First challenge: to create the finest work of English literature ever, of all time. The best writing that money could buy, if the writing weren’t so priceless and beautiful and therefore timeless, and yet affordable. I wanted to scribe something that would actually justify the incredibly pretentious use of the verb “scribe.” I wanted people to think I had called up to heaven and said, “Hey, God. Is there any previously-unreleased material that you left out of the first two bibles? Like some forgotten wisdom or other out-takes that I can use to make life better on earth for humans?” I wanted to pull together a collection of words that have never been pulled together before and make them wonder where they had all been all of each other’s lives. I wanted to go back in time to the mind of the person who invented writing, and blow that mind.
Well, I have to say in my honest, conservative judgment… I did it. Frankly, I even exceeded those expectations. (When will I ever learn to stop underestimating myself?) Sweet success and a half. Everything that Guggenheim had in mind when he invented typewriters or whatever was encapsulated in this amazing document.
Unfortunately it was only two pages long. So I decided to pad it out with about 300 of Scott’s comics. Plus a Knight Guy board game, a bunch of sketches, a commentary section, some secrets of how to draw, and sexy pin-up art. (Not of me, though. Sorry.) And for legal reasons, we named it, “Double Fine Action Comics by Scott C (Vol. 1)”

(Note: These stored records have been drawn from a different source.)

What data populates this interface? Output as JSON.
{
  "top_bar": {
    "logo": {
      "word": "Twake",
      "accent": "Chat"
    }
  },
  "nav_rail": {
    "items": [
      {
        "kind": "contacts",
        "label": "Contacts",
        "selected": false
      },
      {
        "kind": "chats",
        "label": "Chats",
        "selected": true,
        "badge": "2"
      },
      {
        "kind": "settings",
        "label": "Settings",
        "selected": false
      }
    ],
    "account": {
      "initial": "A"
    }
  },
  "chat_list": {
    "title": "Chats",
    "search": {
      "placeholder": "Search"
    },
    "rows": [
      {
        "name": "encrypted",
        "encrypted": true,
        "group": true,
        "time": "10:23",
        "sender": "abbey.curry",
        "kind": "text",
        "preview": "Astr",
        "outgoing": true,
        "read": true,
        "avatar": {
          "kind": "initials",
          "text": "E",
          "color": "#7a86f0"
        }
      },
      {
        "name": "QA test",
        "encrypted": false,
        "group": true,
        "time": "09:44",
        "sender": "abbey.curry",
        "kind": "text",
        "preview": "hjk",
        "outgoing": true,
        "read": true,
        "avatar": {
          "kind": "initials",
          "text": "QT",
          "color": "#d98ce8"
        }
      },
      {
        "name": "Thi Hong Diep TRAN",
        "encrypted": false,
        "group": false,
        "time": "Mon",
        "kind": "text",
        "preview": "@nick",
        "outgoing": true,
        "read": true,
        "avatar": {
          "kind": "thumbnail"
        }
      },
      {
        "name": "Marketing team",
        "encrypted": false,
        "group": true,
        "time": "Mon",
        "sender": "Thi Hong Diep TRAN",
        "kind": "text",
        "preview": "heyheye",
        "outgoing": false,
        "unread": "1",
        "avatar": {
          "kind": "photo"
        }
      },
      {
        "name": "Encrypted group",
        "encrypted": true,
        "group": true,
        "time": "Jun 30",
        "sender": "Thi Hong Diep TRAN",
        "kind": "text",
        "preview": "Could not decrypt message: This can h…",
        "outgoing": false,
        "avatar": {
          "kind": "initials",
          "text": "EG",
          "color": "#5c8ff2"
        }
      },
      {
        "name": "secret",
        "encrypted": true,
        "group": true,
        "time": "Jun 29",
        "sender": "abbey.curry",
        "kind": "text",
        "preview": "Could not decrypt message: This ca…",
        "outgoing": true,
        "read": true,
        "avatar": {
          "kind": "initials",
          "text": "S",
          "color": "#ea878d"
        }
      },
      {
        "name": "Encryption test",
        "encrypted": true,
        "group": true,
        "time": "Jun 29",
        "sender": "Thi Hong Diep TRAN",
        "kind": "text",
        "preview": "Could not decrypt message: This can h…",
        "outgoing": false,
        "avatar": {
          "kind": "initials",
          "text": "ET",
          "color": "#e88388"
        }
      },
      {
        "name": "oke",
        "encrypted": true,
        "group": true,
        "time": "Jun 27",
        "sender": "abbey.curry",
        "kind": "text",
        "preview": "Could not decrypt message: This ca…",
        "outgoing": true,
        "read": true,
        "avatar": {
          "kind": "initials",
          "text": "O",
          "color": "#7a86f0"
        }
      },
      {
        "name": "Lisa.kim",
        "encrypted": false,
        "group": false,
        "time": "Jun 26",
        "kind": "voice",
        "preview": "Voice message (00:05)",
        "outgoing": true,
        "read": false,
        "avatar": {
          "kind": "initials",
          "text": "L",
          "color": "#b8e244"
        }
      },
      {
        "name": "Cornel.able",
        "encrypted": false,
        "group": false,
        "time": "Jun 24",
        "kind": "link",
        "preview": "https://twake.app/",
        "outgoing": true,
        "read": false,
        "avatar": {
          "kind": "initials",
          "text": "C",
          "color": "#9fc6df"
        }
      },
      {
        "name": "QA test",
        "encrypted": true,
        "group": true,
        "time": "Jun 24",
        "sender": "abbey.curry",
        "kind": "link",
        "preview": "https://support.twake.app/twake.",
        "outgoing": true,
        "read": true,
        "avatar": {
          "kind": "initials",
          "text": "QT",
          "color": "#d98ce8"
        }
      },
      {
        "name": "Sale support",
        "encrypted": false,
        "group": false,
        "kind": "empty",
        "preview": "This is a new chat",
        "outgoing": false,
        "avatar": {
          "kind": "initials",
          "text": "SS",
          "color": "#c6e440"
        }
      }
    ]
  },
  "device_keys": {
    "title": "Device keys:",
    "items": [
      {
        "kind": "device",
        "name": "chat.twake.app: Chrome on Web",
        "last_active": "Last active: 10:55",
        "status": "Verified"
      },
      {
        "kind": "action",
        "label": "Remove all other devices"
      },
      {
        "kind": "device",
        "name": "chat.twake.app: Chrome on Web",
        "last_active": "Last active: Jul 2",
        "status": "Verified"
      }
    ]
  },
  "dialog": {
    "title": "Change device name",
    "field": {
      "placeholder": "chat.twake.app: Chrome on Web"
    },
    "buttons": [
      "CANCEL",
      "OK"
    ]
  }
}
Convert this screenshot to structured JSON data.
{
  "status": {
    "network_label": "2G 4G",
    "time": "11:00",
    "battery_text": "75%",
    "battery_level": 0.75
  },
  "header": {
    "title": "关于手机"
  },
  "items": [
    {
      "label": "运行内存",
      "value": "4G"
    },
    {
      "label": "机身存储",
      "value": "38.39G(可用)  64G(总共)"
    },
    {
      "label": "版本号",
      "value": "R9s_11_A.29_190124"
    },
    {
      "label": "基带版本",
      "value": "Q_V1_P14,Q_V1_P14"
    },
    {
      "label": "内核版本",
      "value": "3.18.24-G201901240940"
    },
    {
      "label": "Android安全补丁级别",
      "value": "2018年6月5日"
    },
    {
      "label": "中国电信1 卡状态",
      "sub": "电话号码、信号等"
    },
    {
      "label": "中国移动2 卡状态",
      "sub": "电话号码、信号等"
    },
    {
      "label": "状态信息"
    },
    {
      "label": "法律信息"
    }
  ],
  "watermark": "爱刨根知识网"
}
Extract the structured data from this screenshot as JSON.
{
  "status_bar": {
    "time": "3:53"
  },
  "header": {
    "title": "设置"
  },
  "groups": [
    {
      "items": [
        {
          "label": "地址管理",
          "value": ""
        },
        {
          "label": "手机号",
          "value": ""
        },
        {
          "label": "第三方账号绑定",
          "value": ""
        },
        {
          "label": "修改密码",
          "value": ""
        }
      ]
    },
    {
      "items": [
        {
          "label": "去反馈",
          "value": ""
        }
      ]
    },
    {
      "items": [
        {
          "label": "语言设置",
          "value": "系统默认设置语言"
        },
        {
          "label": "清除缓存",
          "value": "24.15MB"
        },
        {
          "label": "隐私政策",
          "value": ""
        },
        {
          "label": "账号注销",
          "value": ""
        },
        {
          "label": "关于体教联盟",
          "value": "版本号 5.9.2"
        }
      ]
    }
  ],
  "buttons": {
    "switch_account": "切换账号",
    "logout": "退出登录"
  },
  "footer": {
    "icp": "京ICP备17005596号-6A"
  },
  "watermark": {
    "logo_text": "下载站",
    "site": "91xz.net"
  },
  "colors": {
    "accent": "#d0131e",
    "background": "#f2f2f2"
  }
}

You can now buy this amazing book, and read it wherever you want. Remember how before you couldn’t read the Double Fine Action Comics when the power was off? Well, now you can. In fact, I suggest that when this book arrives, you shut off the circuit breakers in the house, huddle up your whole family under an old quilt, and gather around a candle to read The Double Fine Action Comics together. Just like how Abraham Lincoln used to read comics when he was a kid.